One of the positive effects we’ve also seen is for systems to reduce staff stress and anxiety levels. We heard this directly with staff at Intermarche. They told us they felt more confident because there was less theft, and video evidence meant they knew why SCOs were being blocked. That meant they had to intervene less often, and interventions were more likely to be focused on helping customers.
It makes sense, doesn’t it? If the technology is nudging shoppers to correct a miss-scan or accidental mistake, you don’t have the same level of interventions. And that same concept of ‘nudging’ can be applied across the store.
How will loss prevention AI help retailers better secure their stores in the future?
We’ve talked about the real time element of the technology, which allows you to spot an anomaly in the moment but there’s also an offline element, which is all of this insightful data that you’re collecting over a period of time. That gives you insight into macro versus micro trends.

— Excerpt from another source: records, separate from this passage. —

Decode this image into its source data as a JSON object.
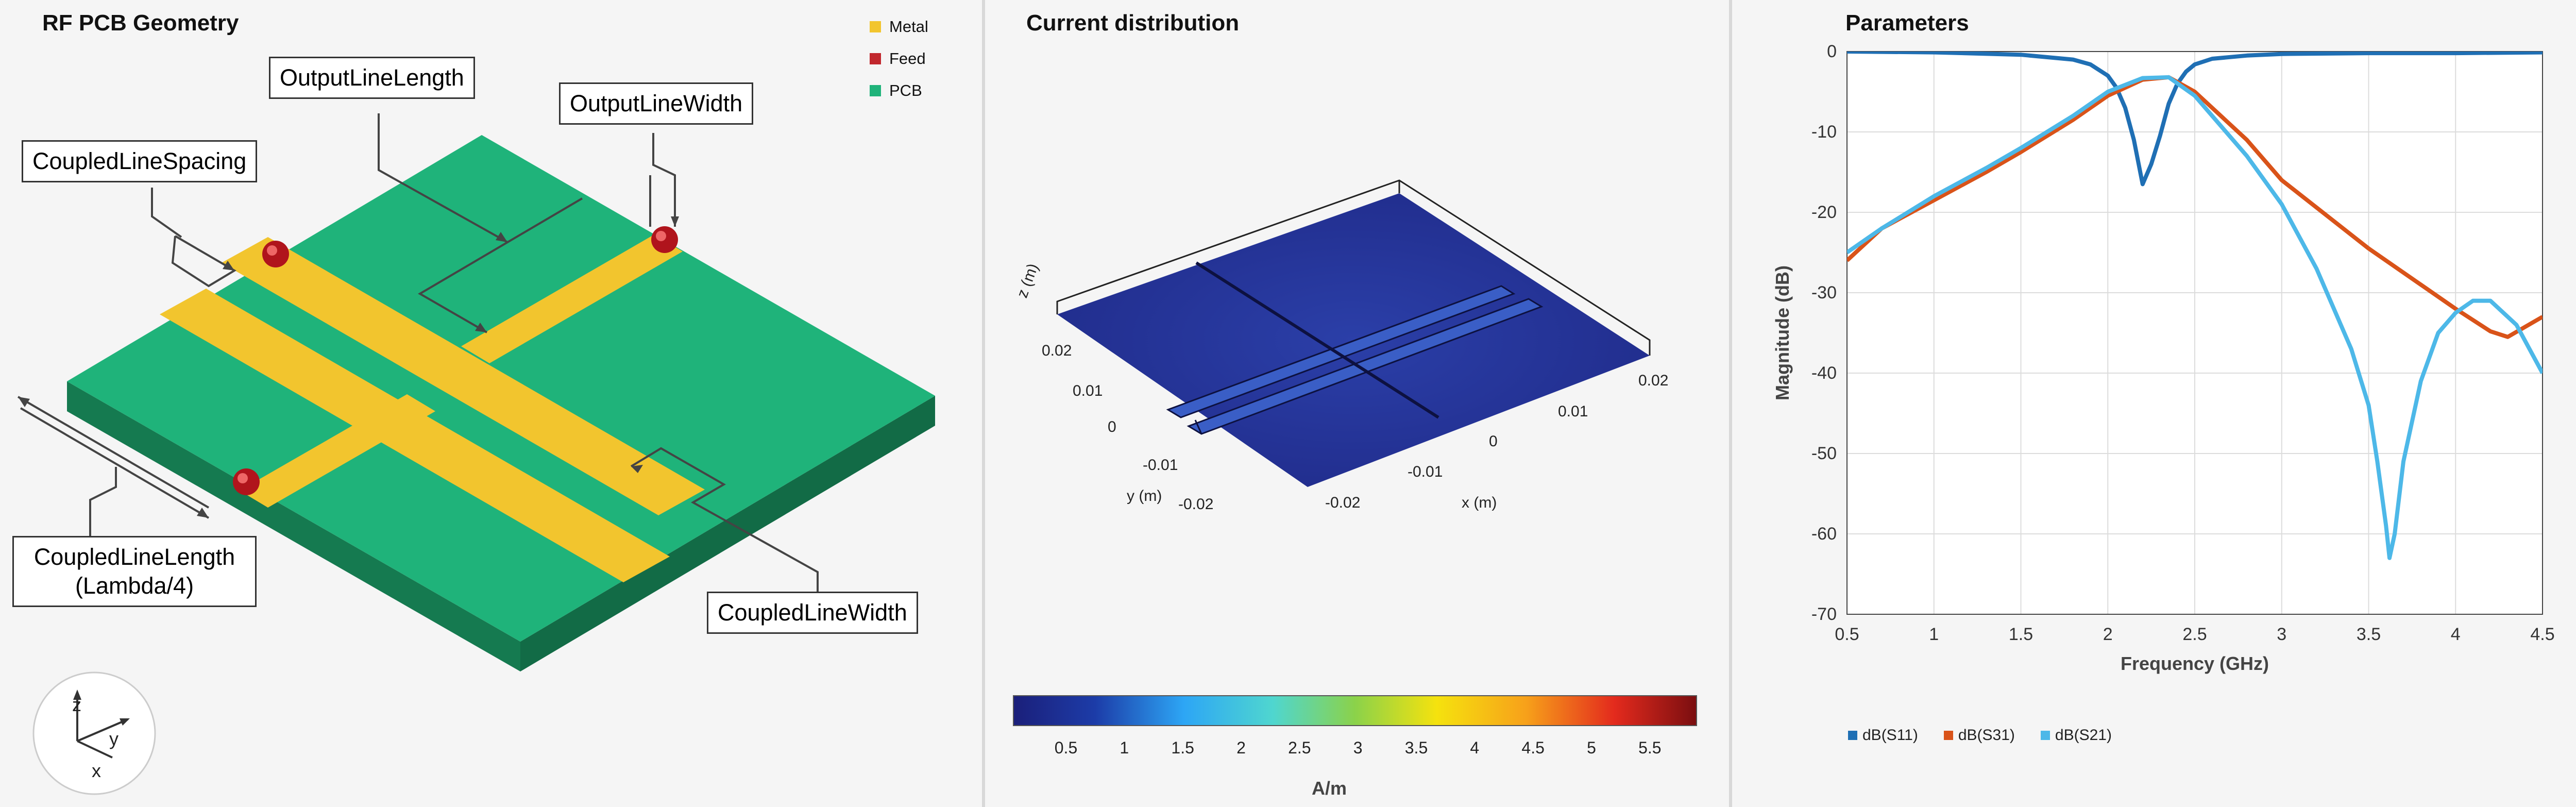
{
  "panels": {
    "geometry": {
      "title": "RF PCB Geometry",
      "legend": [
        {
          "label": "Metal",
          "color": "#f2c52e"
        },
        {
          "label": "Feed",
          "color": "#c1272d"
        },
        {
          "label": "PCB",
          "color": "#1fb37a"
        }
      ],
      "callouts": {
        "output_line_length": "OutputLineLength",
        "output_line_width": "OutputLineWidth",
        "coupled_line_spacing": "CoupledLineSpacing",
        "coupled_line_length_1": "CoupledLineLength",
        "coupled_line_length_2": "(Lambda/4)",
        "coupled_line_width": "CoupledLineWidth"
      },
      "axes_triad": {
        "x": "x",
        "y": "y",
        "z": "z"
      }
    },
    "current": {
      "title": "Current distribution",
      "z_label": "z (m)",
      "z_tick": "0.02",
      "y_label": "y (m)",
      "y_ticks": [
        "0.01",
        "0",
        "-0.01",
        "-0.02"
      ],
      "x_label": "x (m)",
      "x_ticks": [
        "0.02",
        "0.01",
        "0",
        "-0.01",
        "-0.02"
      ],
      "colorbar_ticks": [
        "0.5",
        "1",
        "1.5",
        "2",
        "2.5",
        "3",
        "3.5",
        "4",
        "4.5",
        "5",
        "5.5"
      ],
      "colorbar_unit": "A/m"
    },
    "sparams": {
      "title": "Parameters",
      "legend": [
        "dB(S11)",
        "dB(S31)",
        "dB(S21)"
      ]
    }
  },
  "chart_data": {
    "type": "line",
    "title": "Parameters",
    "xlabel": "Frequency (GHz)",
    "ylabel": "Magnitude (dB)",
    "xlim": [
      0.5,
      4.5
    ],
    "ylim": [
      -70,
      0
    ],
    "xticks": [
      0.5,
      1,
      1.5,
      2,
      2.5,
      3,
      3.5,
      4,
      4.5
    ],
    "yticks": [
      0,
      -10,
      -20,
      -30,
      -40,
      -50,
      -60,
      -70
    ],
    "grid": true,
    "legend_position": "bottom",
    "series": [
      {
        "name": "dB(S11)",
        "color": "#1f6fb4",
        "x": [
          0.5,
          1.0,
          1.5,
          1.8,
          1.9,
          2.0,
          2.05,
          2.1,
          2.15,
          2.2,
          2.25,
          2.3,
          2.35,
          2.4,
          2.45,
          2.5,
          2.6,
          2.8,
          3.0,
          3.5,
          4.0,
          4.5
        ],
        "y": [
          0,
          -0.1,
          -0.4,
          -1.0,
          -1.6,
          -3.0,
          -4.5,
          -7.0,
          -11.0,
          -16.5,
          -14.0,
          -10.5,
          -6.5,
          -4.0,
          -2.5,
          -1.6,
          -0.9,
          -0.5,
          -0.3,
          -0.2,
          -0.2,
          -0.1
        ]
      },
      {
        "name": "dB(S31)",
        "color": "#d95319",
        "x": [
          0.5,
          0.7,
          1.0,
          1.3,
          1.5,
          1.8,
          2.0,
          2.2,
          2.35,
          2.5,
          2.8,
          3.0,
          3.5,
          4.0,
          4.2,
          4.3,
          4.5
        ],
        "y": [
          -26,
          -22,
          -18.5,
          -15,
          -12.5,
          -8.5,
          -5.5,
          -3.5,
          -3.2,
          -5,
          -11,
          -16,
          -24.5,
          -32,
          -34.8,
          -35.5,
          -33
        ]
      },
      {
        "name": "dB(S21)",
        "color": "#4db8e8",
        "x": [
          0.5,
          0.7,
          1.0,
          1.3,
          1.5,
          1.8,
          2.0,
          2.2,
          2.35,
          2.5,
          2.8,
          3.0,
          3.2,
          3.4,
          3.5,
          3.55,
          3.6,
          3.62,
          3.65,
          3.7,
          3.8,
          3.9,
          4.0,
          4.1,
          4.2,
          4.35,
          4.5
        ],
        "y": [
          -25,
          -22,
          -18,
          -14.5,
          -12,
          -8,
          -5,
          -3.3,
          -3.2,
          -5.5,
          -13,
          -19,
          -27,
          -37,
          -44,
          -51,
          -59,
          -63,
          -60,
          -51,
          -41,
          -35,
          -32.5,
          -31,
          -31,
          -34,
          -40
        ]
      }
    ]
  }
}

For example, we learned from a trial in Belgium, in a city centre store, that the most stolen item was sushi. It was not an instantaneous finding but an interesting insight learned over a period of time. We also learnt that the self-checkout with the highest level of fraud, was the one closest to the attendant station – sounds illogical, until you realize it’s because the attendant is often not present at the station.
Those types of insights allow you to understand which stores in a network are the most targeted, the times of day that show higher fraud levels, or if the layout of a self-service area is a contributing factor. It also starts to level the playing-field with online retailers who can tap into a wealth of shopper insights based on pages visited, time on page, basket analysis, left items, etc.
Armed with these insights, you can move to the next level, which is predictive action. That predictive element is the next evolution of this technology.